La tête constamment inclinée vers le sol, les mains jointes sur le devant du corps, les cheveux ramassés en chignon, Charlène Cotte est restée évasive et avare en détail et précisions, irritant passablement la présidente de la cour. Contredisant les déclarations de sa fille aînée, Marie, âgée de cinq ans au moment des faits, l’accusée assure ne pas se souvenir avoir enfermé Bastien dans le placard de l’entrée pour le punir, avant que le garçonnet ne soit saisi par son père et enfermé dans la machine. « Ce soir-là quand je suis rentrée avec les enfants de l’école, j’ai puni Bastien dans sa chambre. C’est son père qui le punissait dans le placard », a-t-elle affirmé.

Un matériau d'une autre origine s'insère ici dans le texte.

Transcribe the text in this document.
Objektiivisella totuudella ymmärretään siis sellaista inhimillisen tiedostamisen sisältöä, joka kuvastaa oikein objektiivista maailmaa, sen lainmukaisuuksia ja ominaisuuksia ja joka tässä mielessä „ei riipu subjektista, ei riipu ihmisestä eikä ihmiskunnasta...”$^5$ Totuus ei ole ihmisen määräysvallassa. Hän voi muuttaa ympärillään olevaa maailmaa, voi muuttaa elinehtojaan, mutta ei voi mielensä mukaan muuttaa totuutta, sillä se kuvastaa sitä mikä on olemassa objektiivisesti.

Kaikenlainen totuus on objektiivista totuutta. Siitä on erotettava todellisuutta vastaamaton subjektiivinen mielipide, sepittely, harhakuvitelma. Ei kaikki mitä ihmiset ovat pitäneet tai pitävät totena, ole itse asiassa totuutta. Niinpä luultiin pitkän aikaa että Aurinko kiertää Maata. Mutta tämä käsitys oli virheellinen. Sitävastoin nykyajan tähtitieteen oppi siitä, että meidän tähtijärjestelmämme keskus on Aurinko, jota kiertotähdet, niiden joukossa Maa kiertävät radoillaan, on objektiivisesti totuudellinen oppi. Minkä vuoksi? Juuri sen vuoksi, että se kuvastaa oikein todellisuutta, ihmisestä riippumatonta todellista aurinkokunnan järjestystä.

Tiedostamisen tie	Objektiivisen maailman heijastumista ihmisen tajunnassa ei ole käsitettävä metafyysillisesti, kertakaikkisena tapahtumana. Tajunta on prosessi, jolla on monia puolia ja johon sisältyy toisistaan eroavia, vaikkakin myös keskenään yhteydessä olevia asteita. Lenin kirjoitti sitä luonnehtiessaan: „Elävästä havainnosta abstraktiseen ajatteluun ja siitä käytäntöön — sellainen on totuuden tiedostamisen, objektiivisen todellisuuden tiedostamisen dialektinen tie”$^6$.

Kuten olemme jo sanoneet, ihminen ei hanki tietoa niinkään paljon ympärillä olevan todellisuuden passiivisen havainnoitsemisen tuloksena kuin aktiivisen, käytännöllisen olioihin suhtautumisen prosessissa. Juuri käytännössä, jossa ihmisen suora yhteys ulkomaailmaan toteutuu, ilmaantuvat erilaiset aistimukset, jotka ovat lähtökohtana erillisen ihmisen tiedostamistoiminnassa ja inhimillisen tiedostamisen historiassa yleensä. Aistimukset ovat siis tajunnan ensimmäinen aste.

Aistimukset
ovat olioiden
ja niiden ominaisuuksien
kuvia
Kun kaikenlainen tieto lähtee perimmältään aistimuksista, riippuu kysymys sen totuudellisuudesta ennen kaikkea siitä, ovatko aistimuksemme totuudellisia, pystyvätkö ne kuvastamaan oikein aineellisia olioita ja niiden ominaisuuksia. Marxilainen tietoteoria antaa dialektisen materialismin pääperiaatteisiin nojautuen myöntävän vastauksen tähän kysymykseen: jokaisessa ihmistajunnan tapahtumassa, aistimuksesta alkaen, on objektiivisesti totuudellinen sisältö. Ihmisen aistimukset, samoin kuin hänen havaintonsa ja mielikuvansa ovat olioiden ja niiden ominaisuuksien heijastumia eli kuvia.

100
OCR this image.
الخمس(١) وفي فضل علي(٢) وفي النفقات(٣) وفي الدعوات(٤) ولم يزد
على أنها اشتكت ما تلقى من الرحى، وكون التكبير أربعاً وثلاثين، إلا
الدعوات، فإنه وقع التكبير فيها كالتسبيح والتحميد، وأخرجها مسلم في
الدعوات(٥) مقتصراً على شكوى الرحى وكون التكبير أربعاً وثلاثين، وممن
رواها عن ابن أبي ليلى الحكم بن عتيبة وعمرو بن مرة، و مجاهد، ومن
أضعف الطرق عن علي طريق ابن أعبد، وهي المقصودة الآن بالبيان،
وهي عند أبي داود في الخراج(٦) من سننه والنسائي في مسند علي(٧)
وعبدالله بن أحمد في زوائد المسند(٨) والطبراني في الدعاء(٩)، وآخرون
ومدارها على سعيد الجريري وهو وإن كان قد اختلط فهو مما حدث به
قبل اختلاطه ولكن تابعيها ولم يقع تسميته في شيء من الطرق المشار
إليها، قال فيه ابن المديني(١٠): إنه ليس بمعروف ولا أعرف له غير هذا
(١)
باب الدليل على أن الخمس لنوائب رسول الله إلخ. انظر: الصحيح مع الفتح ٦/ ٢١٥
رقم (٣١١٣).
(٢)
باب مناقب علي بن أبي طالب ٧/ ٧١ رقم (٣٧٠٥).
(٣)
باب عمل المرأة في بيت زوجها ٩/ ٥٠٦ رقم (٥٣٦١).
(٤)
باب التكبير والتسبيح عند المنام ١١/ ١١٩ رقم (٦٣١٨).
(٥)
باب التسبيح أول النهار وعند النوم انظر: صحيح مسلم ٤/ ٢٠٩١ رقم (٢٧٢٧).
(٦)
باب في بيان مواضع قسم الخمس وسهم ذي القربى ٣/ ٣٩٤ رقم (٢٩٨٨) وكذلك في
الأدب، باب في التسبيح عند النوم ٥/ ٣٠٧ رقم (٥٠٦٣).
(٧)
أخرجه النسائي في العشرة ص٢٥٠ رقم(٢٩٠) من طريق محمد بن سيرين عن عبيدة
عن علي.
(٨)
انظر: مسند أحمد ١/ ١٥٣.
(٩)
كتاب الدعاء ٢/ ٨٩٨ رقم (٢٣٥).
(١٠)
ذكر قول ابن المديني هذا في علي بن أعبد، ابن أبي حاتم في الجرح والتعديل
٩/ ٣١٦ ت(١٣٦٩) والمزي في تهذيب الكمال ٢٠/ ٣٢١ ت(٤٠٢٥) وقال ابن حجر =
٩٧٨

« Pourquoi vous ne vous en souvenez pas aujourd’hui ? Pourquoi tout le monde devient amnésique dans ce dossier ? », s’est emportée la présidente. Ajoutant des éléments nouveaux -son conjoint l’aurait menacé de mort pour l’empêcher de sortir Bastien du lave-linge- et réfutant ses versions passées des faits, Charlène Cotte est restée tout au long de son audition comme en dehors de son propre procès.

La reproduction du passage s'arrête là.